The balanced chemical equation is as follows:
2HCl + Ca(OH)2 -> CaCl2 + 2H2O
From the equation, we can see that 2 moles of HCl react with 1 mole of Ca(OH)2. This means the mole ratio between HCl and Ca(OH)2 is 2:1.

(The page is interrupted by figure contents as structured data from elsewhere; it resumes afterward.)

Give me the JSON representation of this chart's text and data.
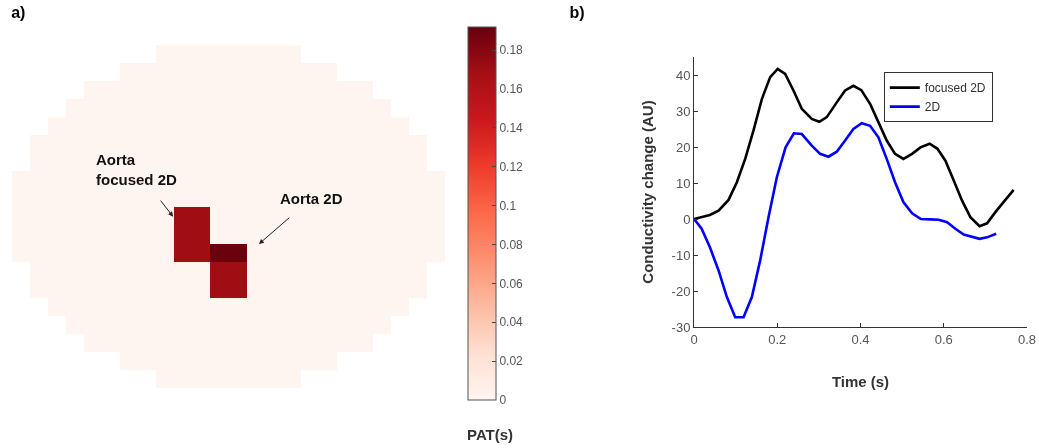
{
  "chart_data": [
    {
      "type": "heatmap",
      "title": "a)",
      "clabel": "PAT(s)",
      "annotations": [
        "Aorta focused 2D",
        "Aorta 2D"
      ],
      "categories": [
        null,
        null,
        null,
        null,
        null,
        null,
        null,
        null,
        null,
        null,
        null,
        null,
        null,
        null,
        null,
        null,
        null,
        null,
        null,
        null,
        null,
        null,
        null,
        null
      ],
      "y_categories": [
        null,
        null,
        null,
        null,
        null,
        null,
        null,
        null,
        null,
        null,
        null,
        null,
        null,
        null,
        null,
        null,
        null,
        null,
        null
      ],
      "clim": [
        0,
        0.192
      ],
      "cticks": [
        0,
        0.02,
        0.04,
        0.06,
        0.08,
        0.1,
        0.12,
        0.14,
        0.16,
        0.18
      ],
      "cells": [
        [
          null,
          null,
          null,
          null,
          null,
          null,
          null,
          null,
          0,
          0,
          0,
          0,
          0,
          0,
          0,
          0,
          null,
          null,
          null,
          null,
          null,
          null,
          null,
          null
        ],
        [
          null,
          null,
          null,
          null,
          null,
          null,
          0,
          0,
          0,
          0,
          0,
          0,
          0,
          0,
          0,
          0,
          0,
          0,
          null,
          null,
          null,
          null,
          null,
          null
        ],
        [
          null,
          null,
          null,
          null,
          0,
          0,
          0,
          0,
          0,
          0,
          0,
          0,
          0,
          0,
          0,
          0,
          0,
          0,
          0,
          0,
          null,
          null,
          null,
          null
        ],
        [
          null,
          null,
          null,
          0,
          0,
          0,
          0,
          0,
          0,
          0,
          0,
          0,
          0,
          0,
          0,
          0,
          0,
          0,
          0,
          0,
          0,
          null,
          null,
          null
        ],
        [
          null,
          null,
          0,
          0,
          0,
          0,
          0,
          0,
          0,
          0,
          0,
          0,
          0,
          0,
          0,
          0,
          0,
          0,
          0,
          0,
          0,
          0,
          null,
          null
        ],
        [
          null,
          0,
          0,
          0,
          0,
          0,
          0,
          0,
          0,
          0,
          0,
          0,
          0,
          0,
          0,
          0,
          0,
          0,
          0,
          0,
          0,
          0,
          0,
          null
        ],
        [
          null,
          0,
          0,
          0,
          0,
          0,
          0,
          0,
          0,
          0,
          0,
          0,
          0,
          0,
          0,
          0,
          0,
          0,
          0,
          0,
          0,
          0,
          0,
          null
        ],
        [
          0,
          0,
          0,
          0,
          0,
          0,
          0,
          0,
          0,
          0,
          0,
          0,
          0,
          0,
          0,
          0,
          0,
          0,
          0,
          0,
          0,
          0,
          0,
          0
        ],
        [
          0,
          0,
          0,
          0,
          0,
          0,
          0,
          0,
          0,
          0,
          0,
          0,
          0,
          0,
          0,
          0,
          0,
          0,
          0,
          0,
          0,
          0,
          0,
          0
        ],
        [
          0,
          0,
          0,
          0,
          0,
          0,
          0,
          0,
          0,
          0.17,
          0.17,
          0,
          0,
          0,
          0,
          0,
          0,
          0,
          0,
          0,
          0,
          0,
          0,
          0
        ],
        [
          0,
          0,
          0,
          0,
          0,
          0,
          0,
          0,
          0,
          0.17,
          0.17,
          0,
          0,
          0,
          0,
          0,
          0,
          0,
          0,
          0,
          0,
          0,
          0,
          0
        ],
        [
          0,
          0,
          0,
          0,
          0,
          0,
          0,
          0,
          0,
          0.17,
          0.17,
          0.19,
          0.19,
          0,
          0,
          0,
          0,
          0,
          0,
          0,
          0,
          0,
          0,
          0
        ],
        [
          null,
          0,
          0,
          0,
          0,
          0,
          0,
          0,
          0,
          0,
          0,
          0.17,
          0.17,
          0,
          0,
          0,
          0,
          0,
          0,
          0,
          0,
          0,
          0,
          null
        ],
        [
          null,
          0,
          0,
          0,
          0,
          0,
          0,
          0,
          0,
          0,
          0,
          0.17,
          0.17,
          0,
          0,
          0,
          0,
          0,
          0,
          0,
          0,
          0,
          0,
          null
        ],
        [
          null,
          null,
          0,
          0,
          0,
          0,
          0,
          0,
          0,
          0,
          0,
          0,
          0,
          0,
          0,
          0,
          0,
          0,
          0,
          0,
          0,
          0,
          null,
          null
        ],
        [
          null,
          null,
          null,
          0,
          0,
          0,
          0,
          0,
          0,
          0,
          0,
          0,
          0,
          0,
          0,
          0,
          0,
          0,
          0,
          0,
          0,
          null,
          null,
          null
        ],
        [
          null,
          null,
          null,
          null,
          0,
          0,
          0,
          0,
          0,
          0,
          0,
          0,
          0,
          0,
          0,
          0,
          0,
          0,
          0,
          0,
          null,
          null,
          null,
          null
        ],
        [
          null,
          null,
          null,
          null,
          null,
          null,
          0,
          0,
          0,
          0,
          0,
          0,
          0,
          0,
          0,
          0,
          0,
          0,
          null,
          null,
          null,
          null,
          null,
          null
        ],
        [
          null,
          null,
          null,
          null,
          null,
          null,
          null,
          null,
          0,
          0,
          0,
          0,
          0,
          0,
          0,
          0,
          null,
          null,
          null,
          null,
          null,
          null,
          null,
          null
        ]
      ]
    },
    {
      "type": "line",
      "title": "b)",
      "xlabel": "Time (s)",
      "ylabel": "Conductivity change (AU)",
      "xlim": [
        0,
        0.8
      ],
      "xticks": [
        0,
        0.2,
        0.4,
        0.6,
        0.8
      ],
      "ylim": [
        -30,
        45
      ],
      "yticks": [
        -30,
        -20,
        -10,
        0,
        10,
        20,
        30,
        40
      ],
      "grid": false,
      "legend": "top right",
      "marker": "none",
      "line_style": "solid",
      "series": [
        {
          "name": "focused 2D",
          "color": "#000000",
          "x": [
            0,
            0.038,
            0.059,
            0.083,
            0.103,
            0.123,
            0.143,
            0.163,
            0.183,
            0.201,
            0.219,
            0.239,
            0.259,
            0.283,
            0.301,
            0.319,
            0.343,
            0.363,
            0.383,
            0.402,
            0.423,
            0.443,
            0.463,
            0.483,
            0.503,
            0.524,
            0.544,
            0.566,
            0.585,
            0.604,
            0.624,
            0.644,
            0.664,
            0.686,
            0.704,
            0.724,
            0.748,
            0.768
          ],
          "values": [
            0,
            1.1,
            2.3,
            5.3,
            10.2,
            16.7,
            24.6,
            33.3,
            39.4,
            41.7,
            40.3,
            35.7,
            30.6,
            27.8,
            27,
            28.3,
            32.4,
            35.7,
            37,
            35.8,
            32,
            26.9,
            21.8,
            18.1,
            16.7,
            18.1,
            19.9,
            20.9,
            19.5,
            16.2,
            10.7,
            5.1,
            0.5,
            -2,
            -1.2,
            1.9,
            5.3,
            8.1
          ]
        },
        {
          "name": "2D",
          "color": "#0000ff",
          "x": [
            0,
            0.018,
            0.038,
            0.059,
            0.079,
            0.099,
            0.119,
            0.139,
            0.159,
            0.179,
            0.199,
            0.22,
            0.24,
            0.259,
            0.283,
            0.303,
            0.323,
            0.343,
            0.363,
            0.383,
            0.403,
            0.423,
            0.443,
            0.463,
            0.483,
            0.503,
            0.524,
            0.545,
            0.568,
            0.588,
            0.608,
            0.628,
            0.648,
            0.686,
            0.704,
            0.726
          ],
          "values": [
            0,
            -2.6,
            -7.8,
            -14.3,
            -21.7,
            -27.3,
            -27.3,
            -21.7,
            -11.5,
            0.5,
            11.6,
            19.9,
            23.8,
            23.6,
            20.4,
            18.1,
            17.3,
            18.7,
            21.8,
            25,
            26.6,
            25.9,
            22.7,
            16.7,
            10.2,
            4.7,
            1.6,
            0,
            -0.1,
            -0.2,
            -0.9,
            -2.7,
            -4.3,
            -5.5,
            -5.1,
            -4.1
          ]
        }
      ]
    }
  ]
}
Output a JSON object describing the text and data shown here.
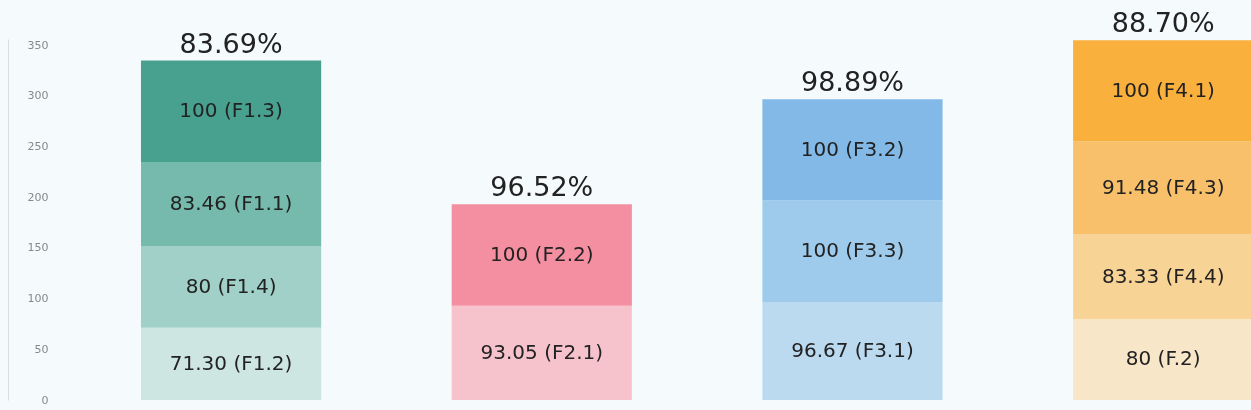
{
  "chart_data": {
    "type": "bar",
    "stacked": true,
    "categories": [
      null,
      null,
      null,
      null
    ],
    "series": [
      {
        "colors": [
          "#cde6e1",
          "#f6c3cc",
          "#bbdaf0",
          "#f8e6c8"
        ],
        "values": [
          71.3,
          93.05,
          96.67,
          80
        ],
        "value_labels": [
          "71.30 (F1.2)",
          "93.05 (F2.1)",
          "96.67 (F3.1)",
          "80 (F.2)"
        ]
      },
      {
        "colors": [
          "#a0d0c7",
          "#f48fa2",
          "#9ecbeb",
          "#f8d396"
        ],
        "values": [
          80,
          100,
          100,
          83.33
        ],
        "value_labels": [
          "80 (F1.4)",
          "100 (F2.2)",
          "100 (F3.3)",
          "83.33 (F4.4)"
        ]
      },
      {
        "colors": [
          "#76baad",
          null,
          "#82b9e6",
          "#f8c06a"
        ],
        "values": [
          83.46,
          null,
          100,
          91.48
        ],
        "value_labels": [
          "83.46 (F1.1)",
          null,
          "100 (F3.2)",
          "91.48 (F4.3)"
        ]
      },
      {
        "colors": [
          "#48a08f",
          null,
          null,
          "#fab03c"
        ],
        "values": [
          100,
          null,
          null,
          100
        ],
        "value_labels": [
          "100 (F1.3)",
          null,
          null,
          "100 (F4.1)"
        ]
      }
    ],
    "annotations": [
      "83.69%",
      "96.52%",
      "98.89%",
      "88.70%"
    ],
    "ylim": [
      0,
      356
    ],
    "yticks": [
      0,
      50,
      100,
      150,
      200,
      250,
      300,
      350
    ]
  }
}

First, we need to calculate the number of moles of Ca(OH)2. We can use the formula:
moles = mass / molar mass
The molar mass of Ca(OH)2 is:
40.08 g/mol (for Ca) + 2 * (1.01 g/mol (for H) + 16.00 g/mol (for O)) = 74.10 g/mol
Therefore, the moles of Ca(OH)2 can be calculated as:
moles = 1.50 g / 74.10 g/mol = 0.0202 mol
Since the mole ratio between HCl and Ca(OH)2 is 2:1, the number of moles of HCl is twice that of Ca(OH)2:
moles of HCl = 2 * 0.0202 mol = 0.0404 mol
Finally, let's calculate the volume of HCl using the given concentration of 0.250 mol/L (or 0.250 mol/L * 1000 mL/L = 250 mol/m^3):
volume = moles / concentration
volume = 0.0404 mol / 0.250 mol/L = 0.1616 L = 161.6 mL
Therefore, the volume of 0.250 mol/L hydrochloric acid neutralized by 1.50 g of calcium hydroxide is 161.6 mL.